Billionaire Tom Steyer is crusading to get Barack Obama to heed his message that climate change should be front and central in national policy discourse. As the Guardian reports below, Mr. Steyer has spent millions pressing for policymakers to support climate action, and he can certainly afford to do so. But while money talks, so do health stats. Medical professionals are considered the nation’s most highly trusted and accessible leaders. When the Surgeon General called climate change a "serious, immediate and global threat to human health", national leaders listened. Last year, in the British medical journal The Lancet, a group of leading doctors and public health experts said that climate change "threatens to undermine the last half century of gains in development and global health." What happened? The report garnered widespread media attention and people paid attention. Now is the time for health professionals to leverage our knowledge on the impacts of climate change on public health, and inspire other national leaders to take action. Lead by example and engage others in climate solutions.
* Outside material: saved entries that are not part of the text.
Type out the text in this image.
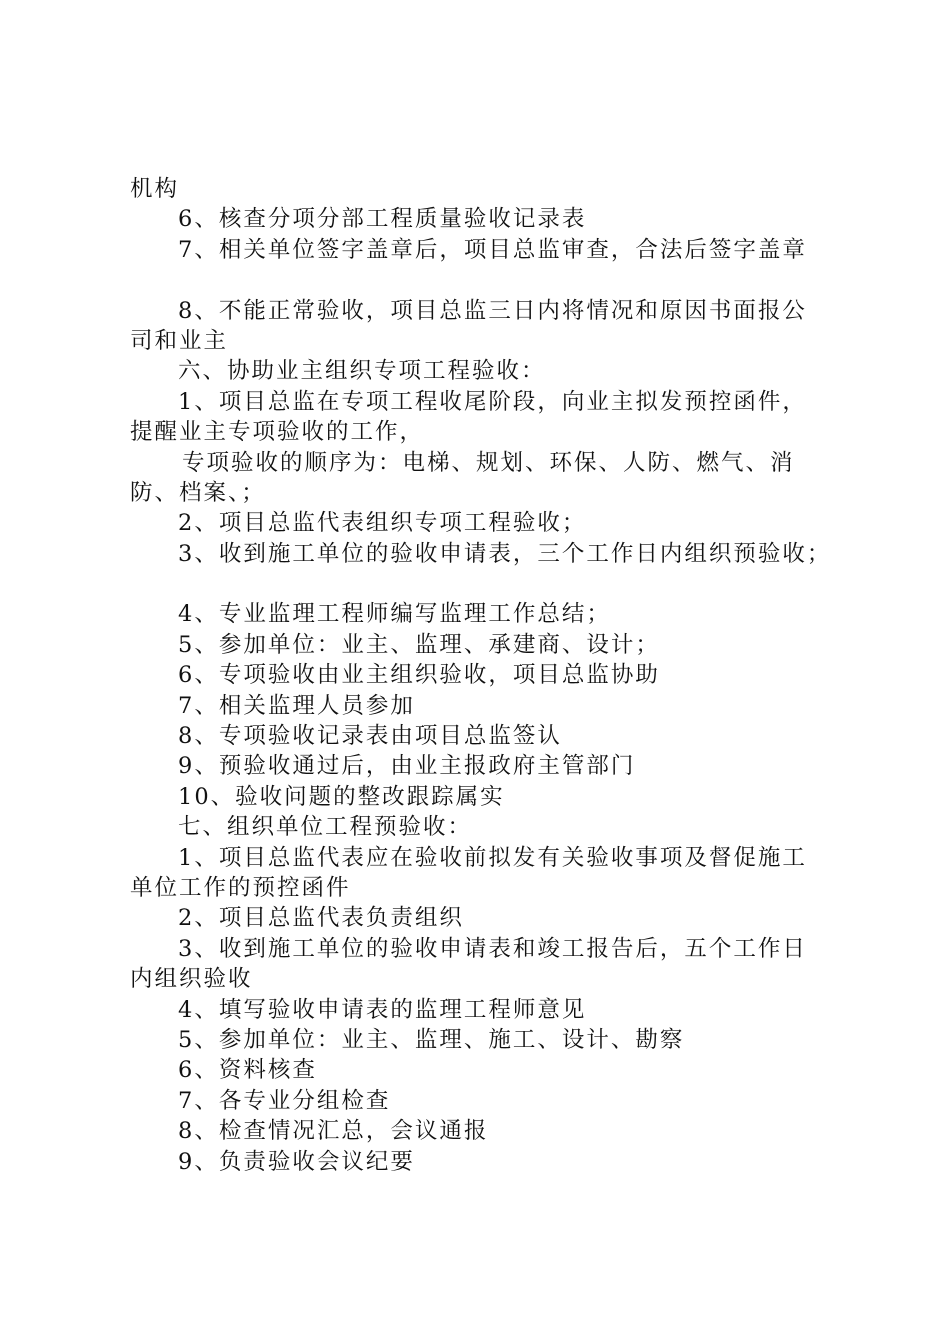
机构
6、核查分项分部工程质量验收记录表
7、相关单位签字盖章后，项目总监审查，合法后签字盖章
8、不能正常验收，项目总监三日内将情况和原因书面报公
司和业主
六、协助业主组织专项工程验收：
1、项目总监在专项工程收尾阶段，向业主拟发预控函件，
提醒业主专项验收的工作，
专项验收的顺序为：电梯、规划、环保、人防、燃气、消
防、档案、；
2、项目总监代表组织专项工程验收；
3、收到施工单位的验收申请表，三个工作日内组织预验收；
4、专业监理工程师编写监理工作总结；
5、参加单位：业主、监理、承建商、设计；
6、专项验收由业主组织验收，项目总监协助
7、相关监理人员参加
8、专项验收记录表由项目总监签认
9、预验收通过后，由业主报政府主管部门
10、验收问题的整改跟踪属实
七、组织单位工程预验收：
1、项目总监代表应在验收前拟发有关验收事项及督促施工
单位工作的预控函件
2、项目总监代表负责组织
3、收到施工单位的验收申请表和竣工报告后，五个工作日
内组织验收
4、填写验收申请表的监理工程师意见
5、参加单位：业主、监理、施工、设计、勘察
6、资料核查
7、各专业分组检查
8、检查情况汇总，会议通报
9、负责验收会议纪要
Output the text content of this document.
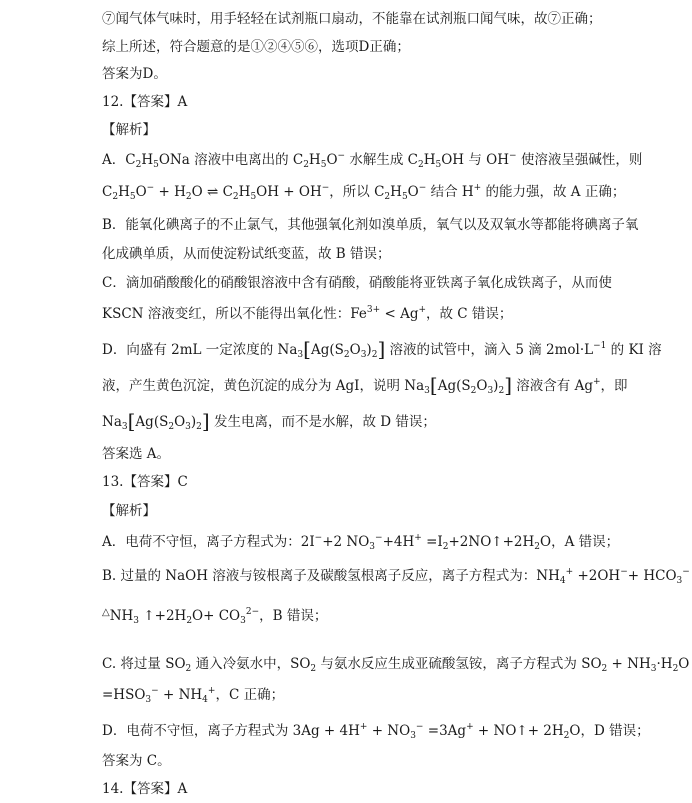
⑦闻气体气味时，用手轻轻在试剂瓶口扇动，不能靠在试剂瓶口闻气味，故⑦正确；
综上所述，符合题意的是①②④⑤⑥，选项D正确；
答案为D。
12.【答案】A
【解析】
A．$C_2H_5ONa$ 溶液中电离出的 $C_2H_5O^-$ 水解生成 $C_2H_5OH$ 与 OH− 使溶液呈强碱性，则
$C_2H_5O^- + H_2O$ ⇌ $C_2H_5OH + OH^-$，所以 $C_2H_5O^-$ 结合 H+ 的能力强，故 A 正确；
B．能氧化碘离子的不止氯气，其他强氧化剂如溴单质，氧气以及双氧水等都能将碘离子氧
化成碘单质，从而使淀粉试纸变蓝，故 B 错误；
C．滴加硝酸酸化的硝酸银溶液中含有硝酸，硝酸能将亚铁离子氧化成铁离子，从而使
KSCN 溶液变红，所以不能得出氧化性：$Fe^{3+} < Ag^+$，故 C 错误；
D．向盛有 2mL 一定浓度的 $Na_3[Ag(S_2O_3)_2]$ 溶液的试管中，滴入 5 滴 $2mol\cdot L^{-1}$ 的 KI 溶
液，产生黄色沉淀，黄色沉淀的成分为 AgI，说明 $Na_3[Ag(S_2O_3)_2]$ 溶液含有 Ag+，即
$Na_3[Ag(S_2O_3)_2]$ 发生电离，而不是水解，故 D 错误；
答案选 A。
13.【答案】C
【解析】
A．电荷不守恒，离子方程式为：2I−+2 $NO_3^-+4H^+$ $=I_2+2NO↑+2H_2O$，A 错误；
B. 过量的 NaOH 溶液与铵根离子及碳酸氢根离子反应，离子方程式为：$NH_4^+ +2OH^-+ HCO_3^-$
$\triangle NH_3$ $↑+2H_2O+ CO_3^{2-}$，B 错误；
C. 将过量 $SO_2$ 通入冷氨水中，$SO_2$ 与氨水反应生成亚硫酸氢铵，离子方程式为 $SO_2 + NH_3\cdot H_2O$
$=HSO_3^- + NH_4^+$，C 正确；
D．电荷不守恒，离子方程式为 $3Ag + 4H^+ + NO_3^- =3Ag^+$ + NO↑+ $2H_2O$，D 错误；
答案为 C。
14.【答案】A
Billionaire Activist Urges Obama to Focus State of the Union on Climate Change
By Suzanne Goldenberg I January 11, 2016
Billionaire climate activist Tom Steyer pressed Barack Obama on Monday to go out with a bang and make global warming central to the message of his last State of the Union address.
In a conference call with reporters, Steyer said the speech on Tuesday offered one of the last high-visibility moments for Obama to make his case to the American public for a transformation of the US energy and climate system.
The last year was a banner year for climate change – with the Paris climate agreement, the rejection of the Keystone XL pipeline, an effective ban on Arctic drilling, and the finalization of rules cutting carbon pollution from power plants, Steyer told the call.
“This is a great opportunity to make that case and make sure that the moves we made are decisive and irrevocable,” Steyer said. “He is obviously not going to get specific climate legislation through by the end of his administration … This is a chance for him to really address Americans and explain to them what he has been doing, why it still needs to be done, and why it is so important.”